Deputados usaram comissão controlada pelo bolsonarismo para aprovar projeto contra casamento homoafetivo.
A cruzada parlamentar contra o Supremo teve ontem um novo capítulo. A Comissão de Previdência e Assistência Social da Câmara aprovou um projeto de lei que proíbe o casamento de pessoas do mesmo sexo.
Antes da votação, deputados de extrema direita fizeram ataques e provocações à Corte. Eles reclamaram do julgamento que reconheceu as uniões homoafetivas, em 2011.
“Ninguém aguenta mais as interferências do Judiciário”, esbravejou o deputado Pastor Marco Feliciano. “Respeitamos o STF, mas eles entendam que aqui nós decidimos legislar”, reforçou o colega Pastor Eurico.
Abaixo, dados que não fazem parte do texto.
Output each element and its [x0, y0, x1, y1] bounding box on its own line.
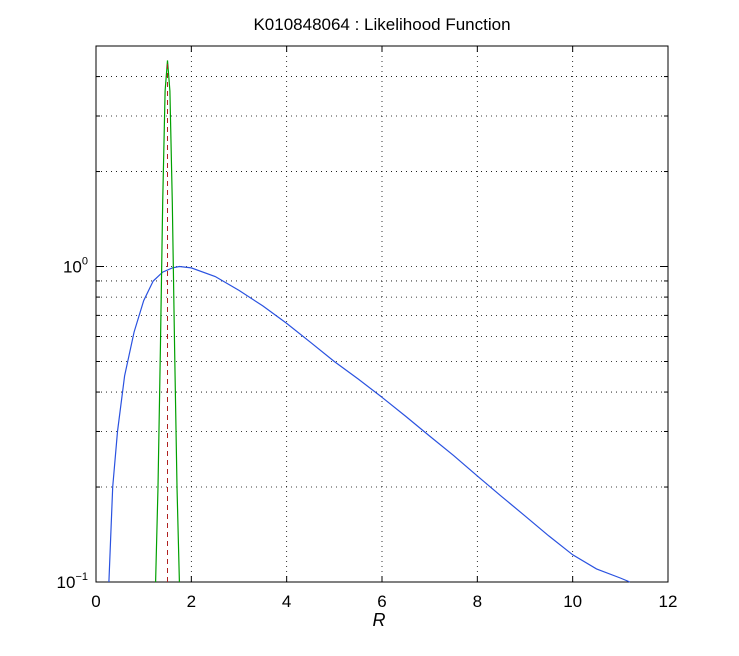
x-tick-label: 10 — [563, 592, 582, 611]
series-line-1 — [108, 265, 631, 583]
chart-title: K010848064 : Likelihood Function — [253, 15, 510, 34]
x-tick-label: 0 — [91, 592, 100, 611]
x-tick-label: 2 — [187, 592, 196, 611]
x-tick-label: 12 — [659, 592, 678, 611]
y-tick-label: 100 — [63, 256, 88, 277]
series-line-2 — [155, 60, 180, 583]
tick-labels: 0 2 4 6 8 10 12 10−1 100 — [57, 256, 678, 611]
series-group — [108, 60, 631, 583]
y-tick-label: 10−1 — [57, 571, 88, 592]
x-axis-label: R — [373, 610, 386, 630]
axis-ticks — [95, 46, 669, 583]
x-tick-label: 6 — [377, 592, 386, 611]
x-tick-label: 8 — [473, 592, 482, 611]
grid-lines — [96, 46, 668, 582]
x-tick-label: 4 — [282, 592, 291, 611]
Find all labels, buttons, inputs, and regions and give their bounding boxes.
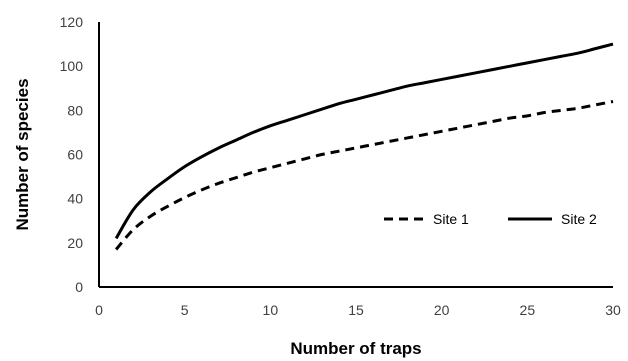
legend-label-1: Site 1	[433, 211, 469, 227]
y-tick-label: 60	[67, 147, 83, 163]
x-tick-label: 15	[348, 302, 364, 318]
x-tick-label: 5	[181, 302, 189, 318]
y-tick-label: 100	[60, 58, 84, 74]
x-tick-label: 30	[605, 302, 621, 318]
x-tick-labels: 0 5 10 15 20 25 30	[95, 302, 621, 318]
axes	[98, 22, 613, 288]
series-lines	[114, 42, 614, 251]
y-tick-labels: 0 20 40 60 80 100 120	[60, 14, 84, 295]
x-axis-title: Number of traps	[290, 339, 421, 358]
y-tick-label: 0	[75, 279, 83, 295]
series-line-2	[114, 42, 614, 240]
legend: Site 1 Site 2	[384, 211, 597, 227]
legend-label-2: Site 2	[561, 211, 597, 227]
y-tick-label: 80	[67, 102, 83, 118]
y-tick-label: 20	[67, 235, 83, 251]
series-line-1	[114, 100, 614, 251]
x-tick-label: 25	[520, 302, 536, 318]
y-axis-title: Number of species	[13, 78, 32, 230]
y-tick-label: 40	[67, 191, 83, 207]
y-tick-label: 120	[60, 14, 84, 30]
x-tick-label: 20	[434, 302, 450, 318]
x-tick-label: 0	[95, 302, 103, 318]
x-tick-label: 10	[263, 302, 279, 318]
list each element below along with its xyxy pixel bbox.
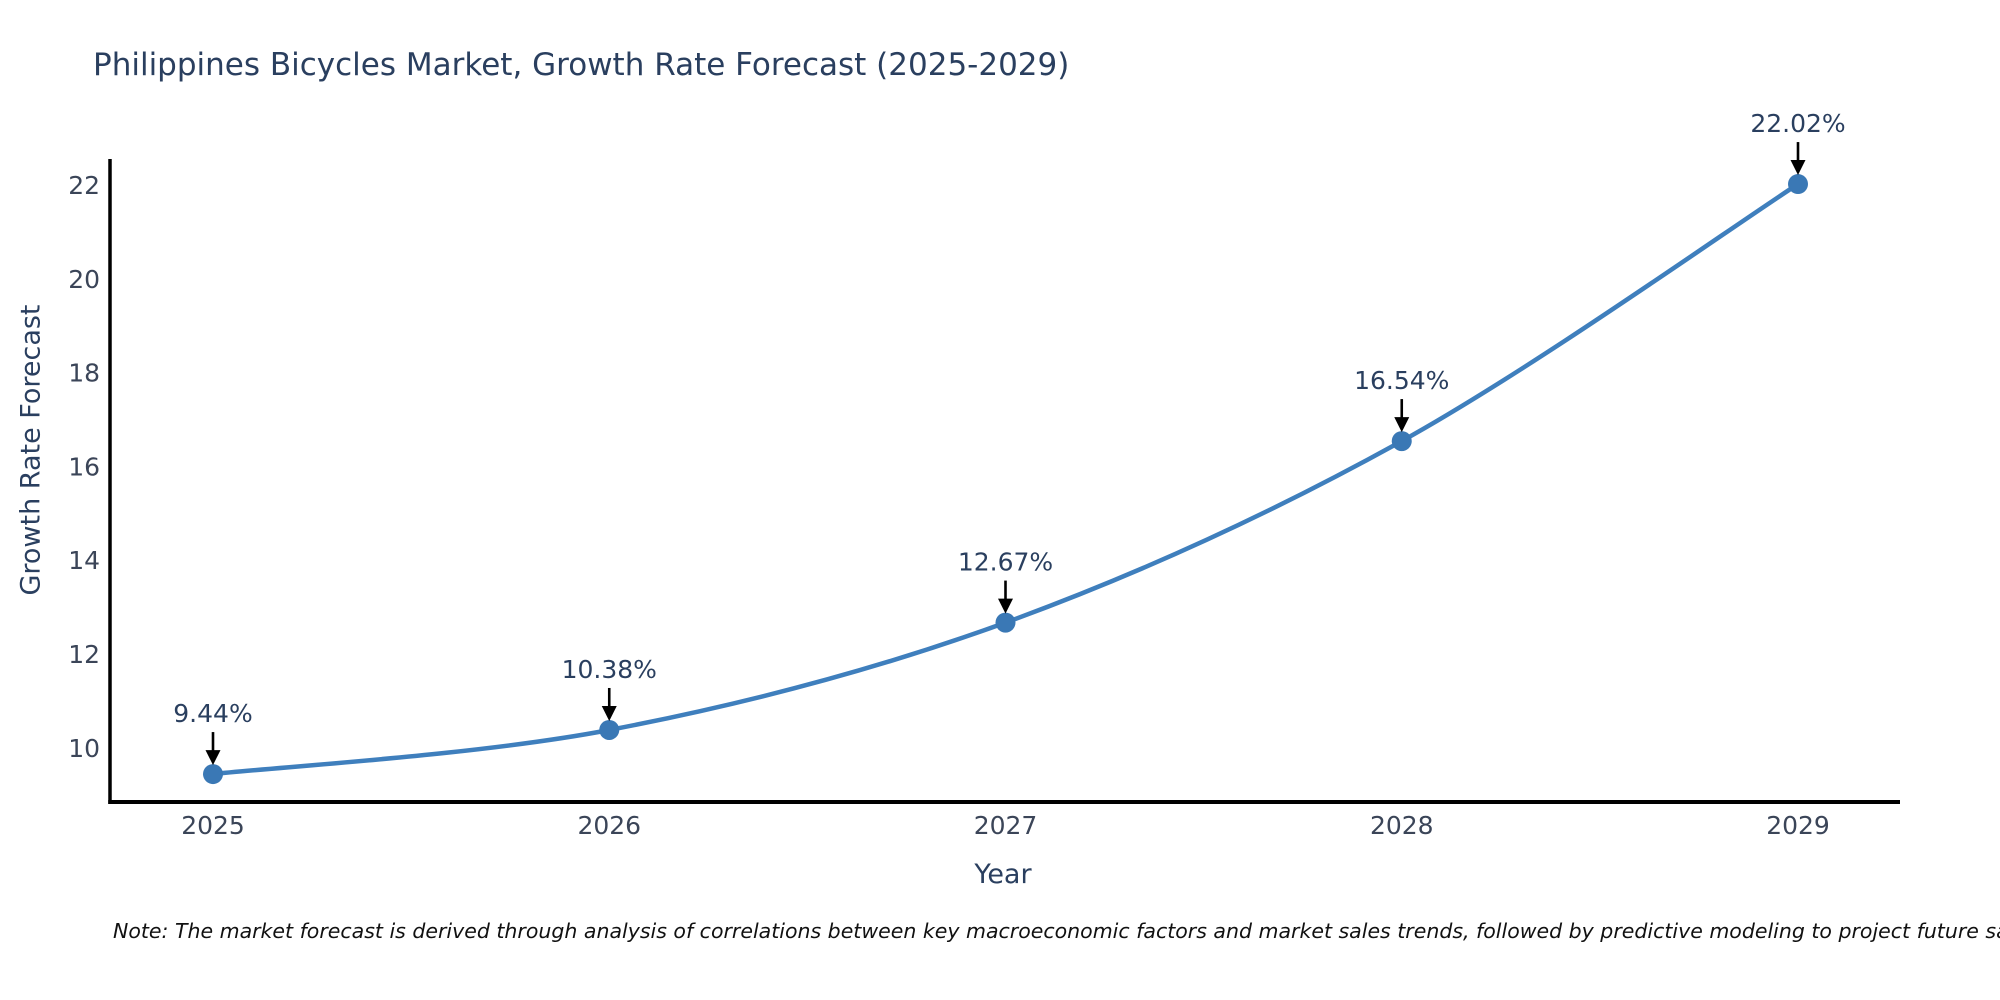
y-tick-label: 14 [68,546,100,575]
x-tick-label: 2029 [1766,811,1830,840]
data-point-marker [995,612,1016,633]
y-tick-label: 20 [68,265,100,294]
y-tick-label: 10 [68,734,100,763]
point-value-label: 9.44% [173,699,252,728]
data-point-marker [599,719,620,740]
x-tick-label: 2026 [577,811,641,840]
footnote: Note: The market forecast is derived thr… [113,919,2000,943]
x-tick-label: 2025 [181,811,245,840]
point-value-label: 16.54% [1354,366,1449,395]
annotation-arrow-head [601,705,617,721]
y-tick-label: 16 [68,452,100,481]
point-value-label: 22.02% [1750,109,1845,138]
data-point-marker [1788,174,1808,195]
annotation-arrow-head [205,750,221,766]
annotation-arrow-head [1790,160,1806,176]
data-point-marker [1391,431,1412,452]
annotation-arrow-head [998,598,1013,614]
x-axis-title: Year [974,859,1032,890]
annotation-arrow-head [1394,417,1410,433]
data-point-marker [203,764,223,785]
point-value-label: 10.38% [562,655,657,684]
point-value-label: 12.67% [958,548,1053,577]
y-tick-label: 18 [68,359,100,388]
chart-title: Philippines Bicycles Market, Growth Rate… [93,47,1070,83]
x-tick-label: 2028 [1370,811,1434,840]
y-tick-label: 12 [68,640,100,669]
x-tick-label: 2027 [974,811,1038,840]
y-tick-label: 22 [68,171,100,200]
trend-line [210,181,1801,777]
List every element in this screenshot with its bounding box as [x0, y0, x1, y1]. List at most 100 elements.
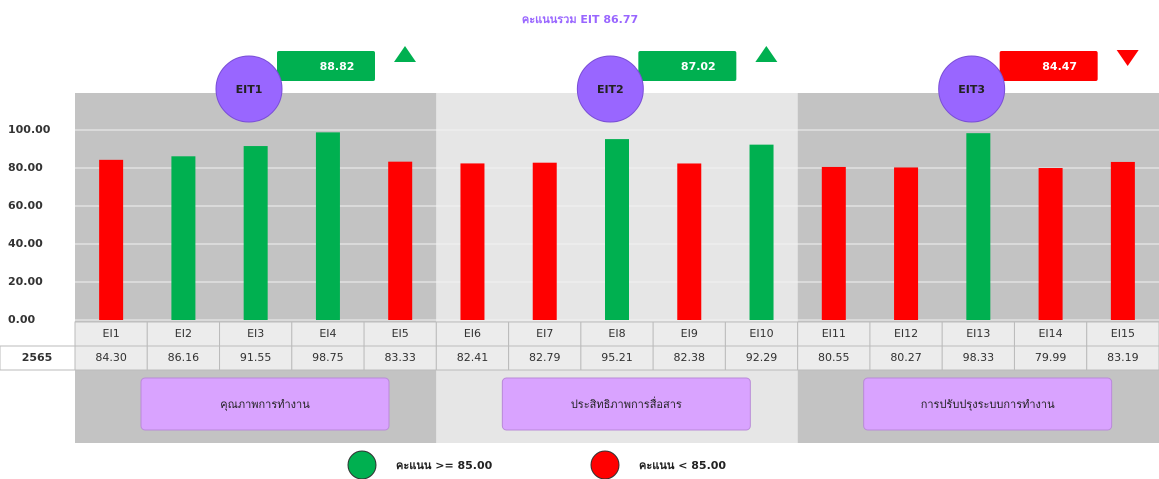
value-label: 83.33	[384, 351, 416, 364]
value-label: 98.75	[312, 351, 344, 364]
value-cell	[1013, 345, 1088, 371]
x-tick-label: EI5	[392, 327, 409, 340]
category-cell	[219, 321, 293, 347]
legend-swatch	[590, 450, 620, 479]
y-tick-label: 100.00	[8, 123, 51, 136]
x-tick-label: EI7	[536, 327, 553, 340]
group-circle	[215, 55, 283, 123]
x-tick-label: EI10	[749, 327, 773, 340]
category-cell	[1013, 321, 1088, 347]
value-cell	[724, 345, 799, 371]
trend-up	[394, 46, 416, 62]
trend-up	[755, 46, 778, 62]
bar	[171, 156, 196, 320]
score: 88.82	[320, 60, 355, 73]
score-badge	[999, 51, 1098, 81]
category-cell	[146, 321, 221, 347]
bar	[677, 163, 702, 320]
value-cell	[74, 345, 148, 371]
category-cell	[941, 321, 1015, 347]
score: 84.47	[1042, 60, 1077, 73]
value-cell	[219, 345, 293, 371]
title: คะแนนรวม EIT 86.77	[522, 13, 638, 26]
group-label: ประสิทธิภาพการสื่อสาร	[571, 396, 682, 411]
x-tick-label: EI3	[247, 327, 264, 340]
group-name: EIT2	[597, 83, 624, 96]
group-button	[140, 377, 390, 431]
group-circle	[576, 55, 644, 123]
value-label: 79.99	[1035, 351, 1067, 364]
value-label: 80.55	[818, 351, 850, 364]
bar	[460, 163, 485, 320]
x-tick-label: EI2	[175, 327, 192, 340]
value-label: 95.21	[601, 351, 633, 364]
category-cell	[291, 321, 365, 347]
group-label: การปรับปรุงระบบการทำงาน	[921, 398, 1055, 411]
bar	[1110, 161, 1135, 320]
legend-swatch	[347, 450, 377, 479]
value-cell	[291, 345, 365, 371]
value-cell	[363, 345, 437, 371]
value-label: 92.29	[746, 351, 778, 364]
y-tick-label: 40.00	[8, 237, 43, 250]
bar	[894, 167, 919, 320]
bar	[821, 166, 846, 320]
category-cell	[363, 321, 437, 347]
x-tick-label: EI14	[1038, 327, 1062, 340]
score: 87.02	[681, 60, 716, 73]
y-tick-label: 20.00	[8, 275, 43, 288]
group-name: EIT1	[236, 83, 263, 96]
legend-label: คะแนน < 85.00	[639, 459, 726, 472]
x-tick-label: EI9	[681, 327, 698, 340]
bar	[749, 144, 774, 320]
value-label: 91.55	[240, 351, 272, 364]
category-cell	[797, 321, 871, 347]
bar	[388, 161, 413, 320]
legend-label: คะแนน >= 85.00	[396, 459, 493, 472]
value-label: 82.41	[457, 351, 489, 364]
value-label: 82.38	[674, 351, 706, 364]
x-tick-label: EI6	[464, 327, 481, 340]
category-cell	[869, 321, 943, 347]
group-label: คุณภาพการทำงาน	[220, 398, 310, 411]
y-tick-label: 80.00	[8, 161, 43, 174]
category-cell	[580, 321, 654, 347]
bar	[99, 159, 124, 320]
group-circle	[938, 55, 1006, 123]
x-tick-label: EI4	[319, 327, 336, 340]
bar	[1038, 168, 1063, 320]
bar	[532, 162, 557, 320]
category-cell	[1086, 321, 1159, 347]
value-label: 86.16	[168, 351, 200, 364]
x-tick-label: EI12	[894, 327, 918, 340]
value-label: 83.19	[1107, 351, 1139, 364]
value-label: 80.27	[890, 351, 922, 364]
bar	[315, 132, 340, 320]
value-cell	[146, 345, 221, 371]
value-label: 84.30	[95, 351, 127, 364]
value-label: 98.33	[963, 351, 995, 364]
x-tick-label: EI1	[103, 327, 120, 340]
x-tick-label: EI11	[822, 327, 846, 340]
bar	[243, 146, 268, 320]
x-tick-label: EI15	[1111, 327, 1135, 340]
bar	[966, 133, 991, 320]
score-badge	[638, 51, 737, 81]
value-cell	[941, 345, 1015, 371]
y-tick-label: 60.00	[8, 199, 43, 212]
value-cell	[869, 345, 943, 371]
group-name: EIT3	[958, 83, 985, 96]
value-label: 82.79	[529, 351, 561, 364]
group-button	[863, 377, 1113, 431]
category-cell	[435, 321, 510, 347]
score-badge	[277, 51, 375, 81]
trend-down	[1116, 50, 1139, 66]
row-label: 2565	[22, 351, 53, 364]
value-cell	[508, 345, 582, 371]
x-tick-label: EI13	[966, 327, 990, 340]
value-cell	[1086, 345, 1159, 371]
y-tick-label: 0.00	[8, 313, 35, 326]
x-tick-label: EI8	[608, 327, 625, 340]
bar	[605, 139, 629, 320]
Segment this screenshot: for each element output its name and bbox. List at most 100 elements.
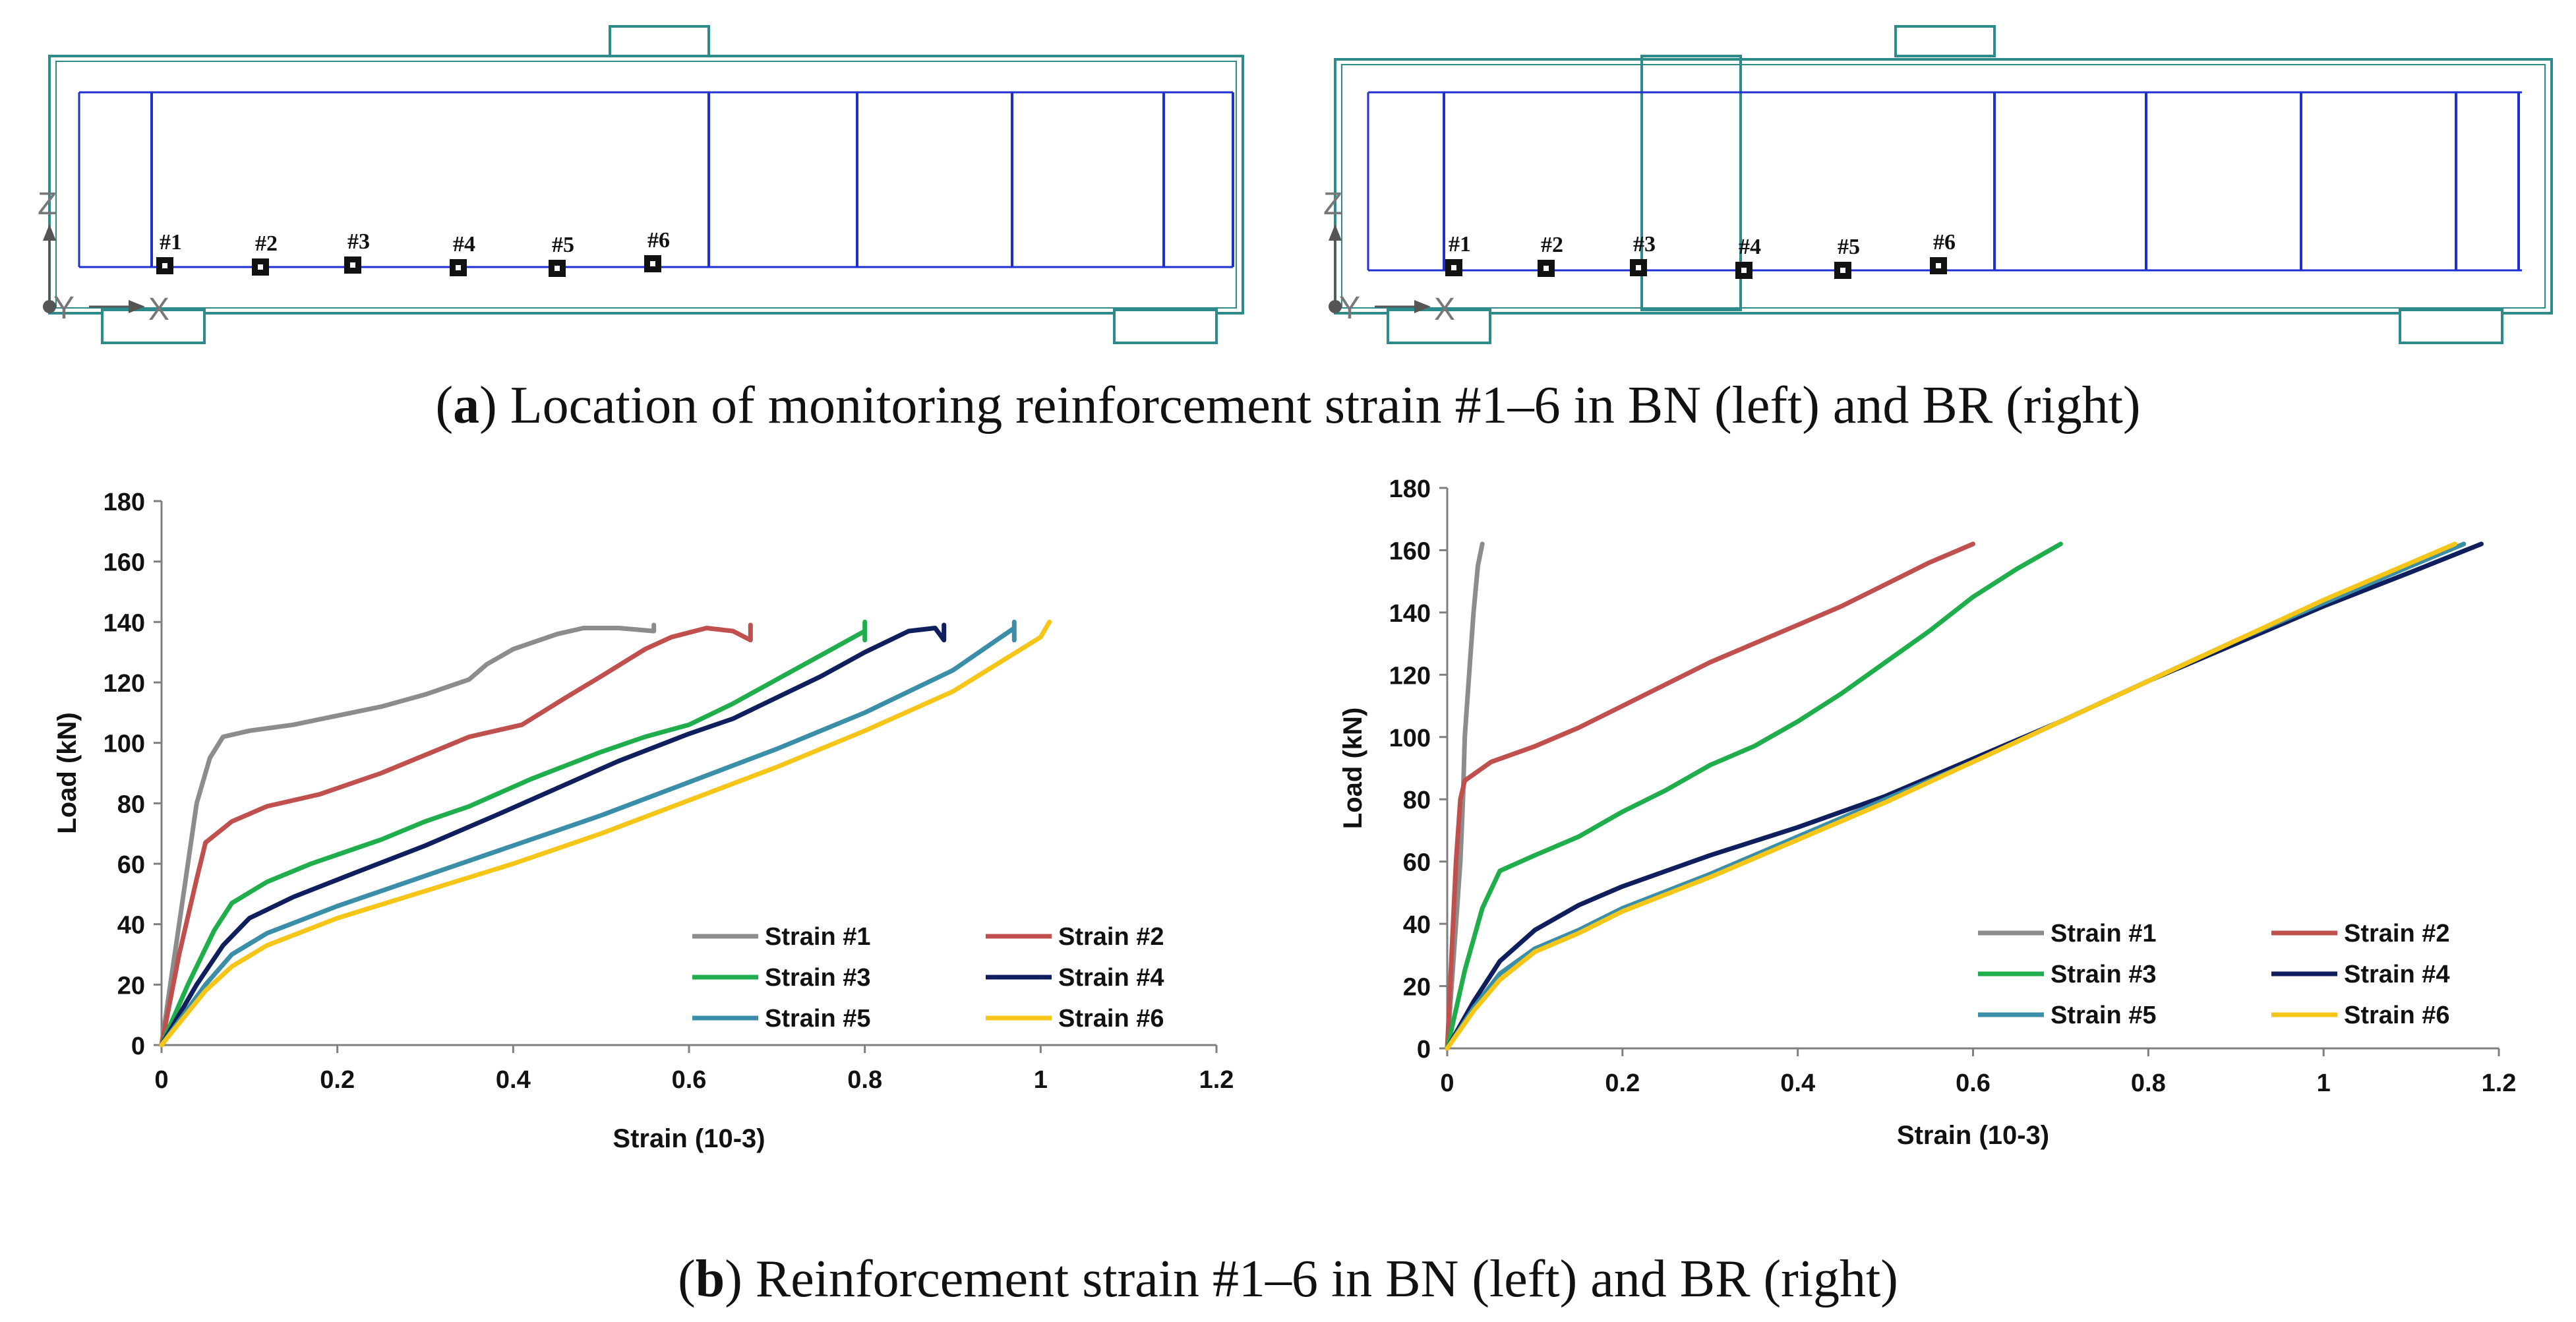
axis-y-label: Y [53,291,75,326]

Os parlamentares investiram no discurso de que os juízes do Supremo não foram eleitos. Por isso não teriam o direito de se contrapor à vontade do Congresso.
A tese dialoga com o senso comum, mas ignora que a democracia não se resume à regra da maioria. É preciso proteger os direitos fundamentais de todos, o que inclui as minorias políticas e sociais.
Em países democráticos, essa tarefa cabe às cortes constitucionais. É o caso do Supremo, que deve exercer um papel contramajoritário ao interpretar e aplicar a Constituição.
O STF comete erros, mas tem acertado ao defender as liberdades civis e proteger grupos vulneráveis. Isso irrita as bancadas ultraconservadoras, que querem uma sociedade à sua imagem e semelhança.
Os casais homoafetivos não são os únicos alvos da ofensiva reacionária. Nas últimas semanas, o Congresso forçou o embate com o Supremo em temas como porte de drogas, direito ao aborto e demarcação de terras indígenas.
Em alguns casos, o objetivo é acuar o tribunal e paralisar julgamentos em curso. Em outros, apenas fazer barulho e desgastar os juízes.
A bancada evangélica sabe que não tem votos em plenário para proibir o casamento homoafetivo. Mesmo assim, usou uma comissão controlada por bolsonaristas para produzir o fato político de ontem.
Ao insistir no ataque aos direitos civis, a extrema direita força o Supremo a fazer o que ela tanto critica. Os deputados sabem disso, mas semeiam intolerância para colher votos na próxima eleição.